Xylan is a major component of hemicellulose in plant cell walls. It is covalently and noncovalently attached to cellulose, lignin, pectin, and other polysaccharides to maintain cell wall integrity (Hori and Elbein 1985). β-Xylanase (EC 3.2.1.8) hydrolyzes β-1,4-glycosidic linkages within the xylan backbone to yield short-chain xylo-oligosaccharides of varying length. On the basis of primary structure homology, the majority of xylanases have been classified into glycoside hydrolase families 10 and 11 (GH10 and GH11, respectively) (Henrissat and Bairoch 1993). Their useful industrial applications include the conversion of lignocellulosic material to fuels and chemicals (Coughlan and Hazlewood 1993) and the processing of hemicellulose to paper (1992; Eriksson 1990). During the process of pulp bleaching, for example, xylanases have been used instead of chlorine to increase the extractability of lignin for the production of high-quality paper. The use of xylanase to either replace or reduce the amount of chlorine used in pulp bleaching would have a strong positive effect on the environmental impact of the process.

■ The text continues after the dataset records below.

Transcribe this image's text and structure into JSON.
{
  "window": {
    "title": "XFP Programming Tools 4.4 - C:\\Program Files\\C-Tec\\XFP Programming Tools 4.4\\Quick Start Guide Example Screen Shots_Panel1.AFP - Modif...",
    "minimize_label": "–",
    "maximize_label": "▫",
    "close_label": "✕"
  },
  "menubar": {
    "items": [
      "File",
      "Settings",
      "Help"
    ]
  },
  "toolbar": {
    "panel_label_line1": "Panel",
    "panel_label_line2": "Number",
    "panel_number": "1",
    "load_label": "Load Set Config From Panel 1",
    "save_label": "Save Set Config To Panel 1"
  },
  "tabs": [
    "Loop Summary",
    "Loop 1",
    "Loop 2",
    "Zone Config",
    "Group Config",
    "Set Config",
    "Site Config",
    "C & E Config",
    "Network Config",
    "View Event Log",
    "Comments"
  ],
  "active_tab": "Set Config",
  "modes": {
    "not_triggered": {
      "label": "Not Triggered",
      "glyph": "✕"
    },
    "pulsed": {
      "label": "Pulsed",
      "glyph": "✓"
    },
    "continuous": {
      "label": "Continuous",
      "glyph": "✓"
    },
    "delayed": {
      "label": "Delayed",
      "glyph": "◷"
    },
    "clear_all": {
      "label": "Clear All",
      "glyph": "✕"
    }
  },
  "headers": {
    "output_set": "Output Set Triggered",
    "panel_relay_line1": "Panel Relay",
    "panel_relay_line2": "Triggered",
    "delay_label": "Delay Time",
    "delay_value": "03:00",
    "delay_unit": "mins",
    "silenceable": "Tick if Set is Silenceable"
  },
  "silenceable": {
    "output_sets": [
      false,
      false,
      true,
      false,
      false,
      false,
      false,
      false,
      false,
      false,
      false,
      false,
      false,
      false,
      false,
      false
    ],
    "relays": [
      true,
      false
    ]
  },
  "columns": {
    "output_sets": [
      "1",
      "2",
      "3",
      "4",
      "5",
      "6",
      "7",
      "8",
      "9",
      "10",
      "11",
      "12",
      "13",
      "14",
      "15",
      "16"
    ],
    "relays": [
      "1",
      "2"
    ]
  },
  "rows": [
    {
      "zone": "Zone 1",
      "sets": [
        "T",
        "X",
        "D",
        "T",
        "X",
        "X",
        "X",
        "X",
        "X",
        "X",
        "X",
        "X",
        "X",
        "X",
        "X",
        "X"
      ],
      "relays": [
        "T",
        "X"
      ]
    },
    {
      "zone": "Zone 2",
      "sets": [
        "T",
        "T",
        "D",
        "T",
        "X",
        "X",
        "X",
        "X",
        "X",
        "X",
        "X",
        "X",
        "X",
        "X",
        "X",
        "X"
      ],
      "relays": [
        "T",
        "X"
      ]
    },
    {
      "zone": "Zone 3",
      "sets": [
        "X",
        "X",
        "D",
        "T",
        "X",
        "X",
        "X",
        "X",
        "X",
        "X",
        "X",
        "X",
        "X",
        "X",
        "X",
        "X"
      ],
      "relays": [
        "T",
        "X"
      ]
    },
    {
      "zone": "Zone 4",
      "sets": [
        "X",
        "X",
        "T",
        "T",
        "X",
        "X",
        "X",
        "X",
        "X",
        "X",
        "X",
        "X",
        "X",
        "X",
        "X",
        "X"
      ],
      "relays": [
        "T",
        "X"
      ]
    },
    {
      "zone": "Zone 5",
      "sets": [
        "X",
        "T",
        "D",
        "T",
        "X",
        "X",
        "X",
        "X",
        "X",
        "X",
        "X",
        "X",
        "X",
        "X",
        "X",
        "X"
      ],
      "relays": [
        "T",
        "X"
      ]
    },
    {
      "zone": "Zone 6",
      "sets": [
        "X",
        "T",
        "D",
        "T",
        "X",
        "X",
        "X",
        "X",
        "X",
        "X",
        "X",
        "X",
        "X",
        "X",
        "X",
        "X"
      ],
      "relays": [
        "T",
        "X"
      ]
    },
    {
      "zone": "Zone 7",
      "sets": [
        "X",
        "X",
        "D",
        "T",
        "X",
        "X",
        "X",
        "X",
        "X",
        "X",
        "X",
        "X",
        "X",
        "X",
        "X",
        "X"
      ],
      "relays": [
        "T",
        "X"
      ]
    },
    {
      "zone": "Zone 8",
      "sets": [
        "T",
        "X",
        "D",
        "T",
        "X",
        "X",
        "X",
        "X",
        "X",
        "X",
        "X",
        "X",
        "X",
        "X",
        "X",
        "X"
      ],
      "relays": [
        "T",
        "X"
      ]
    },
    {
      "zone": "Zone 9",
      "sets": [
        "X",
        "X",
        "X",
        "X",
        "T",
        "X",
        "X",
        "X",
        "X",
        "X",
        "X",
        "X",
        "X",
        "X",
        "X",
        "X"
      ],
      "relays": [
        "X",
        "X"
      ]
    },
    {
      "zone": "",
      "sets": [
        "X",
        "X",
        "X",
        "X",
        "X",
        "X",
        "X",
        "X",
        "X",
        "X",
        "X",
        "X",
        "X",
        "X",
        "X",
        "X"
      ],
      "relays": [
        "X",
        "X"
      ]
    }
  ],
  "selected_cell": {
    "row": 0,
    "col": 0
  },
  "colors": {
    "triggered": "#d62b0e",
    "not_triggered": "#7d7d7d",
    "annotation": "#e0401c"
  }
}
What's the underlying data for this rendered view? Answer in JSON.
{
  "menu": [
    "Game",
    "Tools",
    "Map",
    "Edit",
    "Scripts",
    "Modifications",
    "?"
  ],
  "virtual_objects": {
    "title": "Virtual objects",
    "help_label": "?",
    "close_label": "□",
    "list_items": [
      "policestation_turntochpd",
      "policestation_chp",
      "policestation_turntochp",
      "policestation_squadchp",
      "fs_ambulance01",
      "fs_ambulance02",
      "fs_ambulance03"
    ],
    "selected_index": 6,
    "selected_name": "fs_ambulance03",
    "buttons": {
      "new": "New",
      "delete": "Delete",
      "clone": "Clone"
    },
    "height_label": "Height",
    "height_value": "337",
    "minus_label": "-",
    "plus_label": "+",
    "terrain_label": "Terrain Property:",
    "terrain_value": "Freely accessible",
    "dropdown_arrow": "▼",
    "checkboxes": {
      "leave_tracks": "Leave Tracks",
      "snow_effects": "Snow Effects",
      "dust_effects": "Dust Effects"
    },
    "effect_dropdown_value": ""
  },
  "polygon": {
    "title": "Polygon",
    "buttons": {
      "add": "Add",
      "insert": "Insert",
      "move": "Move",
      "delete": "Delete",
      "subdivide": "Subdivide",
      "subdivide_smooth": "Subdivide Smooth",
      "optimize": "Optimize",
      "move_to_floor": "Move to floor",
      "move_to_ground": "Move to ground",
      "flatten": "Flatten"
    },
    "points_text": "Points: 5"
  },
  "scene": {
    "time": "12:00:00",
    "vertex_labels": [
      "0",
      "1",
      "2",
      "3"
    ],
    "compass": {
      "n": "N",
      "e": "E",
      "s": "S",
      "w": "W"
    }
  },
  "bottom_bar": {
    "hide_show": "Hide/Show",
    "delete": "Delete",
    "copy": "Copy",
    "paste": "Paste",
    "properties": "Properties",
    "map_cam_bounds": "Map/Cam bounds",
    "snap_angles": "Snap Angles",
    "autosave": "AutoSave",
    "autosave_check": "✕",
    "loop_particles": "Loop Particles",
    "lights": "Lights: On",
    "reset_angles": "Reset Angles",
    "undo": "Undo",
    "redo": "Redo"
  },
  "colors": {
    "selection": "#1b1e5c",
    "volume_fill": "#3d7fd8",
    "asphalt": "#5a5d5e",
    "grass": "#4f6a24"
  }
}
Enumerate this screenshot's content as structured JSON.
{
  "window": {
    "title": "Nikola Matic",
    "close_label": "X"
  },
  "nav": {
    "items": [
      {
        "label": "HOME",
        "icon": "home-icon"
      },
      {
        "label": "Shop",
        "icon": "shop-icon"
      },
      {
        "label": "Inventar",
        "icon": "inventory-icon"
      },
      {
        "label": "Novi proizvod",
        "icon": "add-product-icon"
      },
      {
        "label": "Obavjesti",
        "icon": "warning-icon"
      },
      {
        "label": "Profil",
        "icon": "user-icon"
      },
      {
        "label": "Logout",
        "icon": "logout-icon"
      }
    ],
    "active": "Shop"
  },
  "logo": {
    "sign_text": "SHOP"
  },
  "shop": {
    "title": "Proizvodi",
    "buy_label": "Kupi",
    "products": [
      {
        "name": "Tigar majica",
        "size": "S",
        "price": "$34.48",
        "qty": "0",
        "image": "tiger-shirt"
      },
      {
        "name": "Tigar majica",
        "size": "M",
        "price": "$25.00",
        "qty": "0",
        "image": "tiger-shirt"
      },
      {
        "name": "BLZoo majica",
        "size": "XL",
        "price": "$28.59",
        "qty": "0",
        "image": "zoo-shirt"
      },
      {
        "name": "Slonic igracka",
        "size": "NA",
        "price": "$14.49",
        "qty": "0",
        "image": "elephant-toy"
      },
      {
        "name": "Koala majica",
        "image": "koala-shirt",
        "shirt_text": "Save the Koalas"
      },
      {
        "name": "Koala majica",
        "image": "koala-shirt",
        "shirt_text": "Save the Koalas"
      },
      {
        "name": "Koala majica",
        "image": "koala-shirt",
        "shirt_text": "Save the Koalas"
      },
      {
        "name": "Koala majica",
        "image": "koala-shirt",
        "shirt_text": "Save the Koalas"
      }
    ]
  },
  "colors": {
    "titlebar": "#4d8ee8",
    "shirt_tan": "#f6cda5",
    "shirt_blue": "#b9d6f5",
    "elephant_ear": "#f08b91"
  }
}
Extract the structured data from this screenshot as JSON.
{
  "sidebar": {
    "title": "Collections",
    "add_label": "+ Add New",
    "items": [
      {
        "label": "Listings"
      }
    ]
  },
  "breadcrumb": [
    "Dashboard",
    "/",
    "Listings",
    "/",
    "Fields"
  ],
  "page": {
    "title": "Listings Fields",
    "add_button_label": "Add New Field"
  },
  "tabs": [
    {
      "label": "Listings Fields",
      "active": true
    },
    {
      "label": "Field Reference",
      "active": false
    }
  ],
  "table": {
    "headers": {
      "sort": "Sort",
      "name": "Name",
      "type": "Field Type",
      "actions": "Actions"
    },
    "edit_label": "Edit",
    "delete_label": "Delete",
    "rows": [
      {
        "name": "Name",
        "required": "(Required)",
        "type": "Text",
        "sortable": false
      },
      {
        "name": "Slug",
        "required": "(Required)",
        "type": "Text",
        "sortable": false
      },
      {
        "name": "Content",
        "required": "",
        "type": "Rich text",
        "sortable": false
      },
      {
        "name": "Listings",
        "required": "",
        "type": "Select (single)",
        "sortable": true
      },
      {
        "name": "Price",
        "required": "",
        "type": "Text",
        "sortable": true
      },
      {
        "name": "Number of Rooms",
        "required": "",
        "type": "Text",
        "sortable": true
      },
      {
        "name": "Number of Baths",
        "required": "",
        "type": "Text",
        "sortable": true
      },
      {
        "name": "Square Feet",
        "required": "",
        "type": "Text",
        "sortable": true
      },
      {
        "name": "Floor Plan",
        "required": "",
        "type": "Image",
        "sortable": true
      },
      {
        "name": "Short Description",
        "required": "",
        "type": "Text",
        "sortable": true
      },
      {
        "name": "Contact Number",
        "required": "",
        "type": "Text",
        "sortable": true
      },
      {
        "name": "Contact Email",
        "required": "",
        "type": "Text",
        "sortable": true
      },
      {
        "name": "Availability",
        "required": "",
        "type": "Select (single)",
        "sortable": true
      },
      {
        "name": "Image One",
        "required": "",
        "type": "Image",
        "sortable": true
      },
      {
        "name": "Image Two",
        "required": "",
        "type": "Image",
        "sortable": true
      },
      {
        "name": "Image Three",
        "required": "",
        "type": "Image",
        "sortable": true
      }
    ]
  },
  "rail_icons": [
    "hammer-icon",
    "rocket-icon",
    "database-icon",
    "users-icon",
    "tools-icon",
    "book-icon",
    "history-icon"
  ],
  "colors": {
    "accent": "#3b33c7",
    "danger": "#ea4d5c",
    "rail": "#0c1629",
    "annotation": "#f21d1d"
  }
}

The xylanases used in biobleaching applications are usually family 11 xylanases. This is because a low-molecular-mass enzyme is desirable for fiber penetration, and a lack of cellulase activity is required to maintain pulp yield and strength. The widespread use of xylanase for pulp bleaching, however, has been limited by the high temperature and alkaline pH of pulp-bleaching processes, since most available xylanases are not active under these conditions. There has been a considerable amount of research devoted to identifying new xylanases and improving the properties of wild-types of xylanases to meet the requirements of the pulp-and-paper industry.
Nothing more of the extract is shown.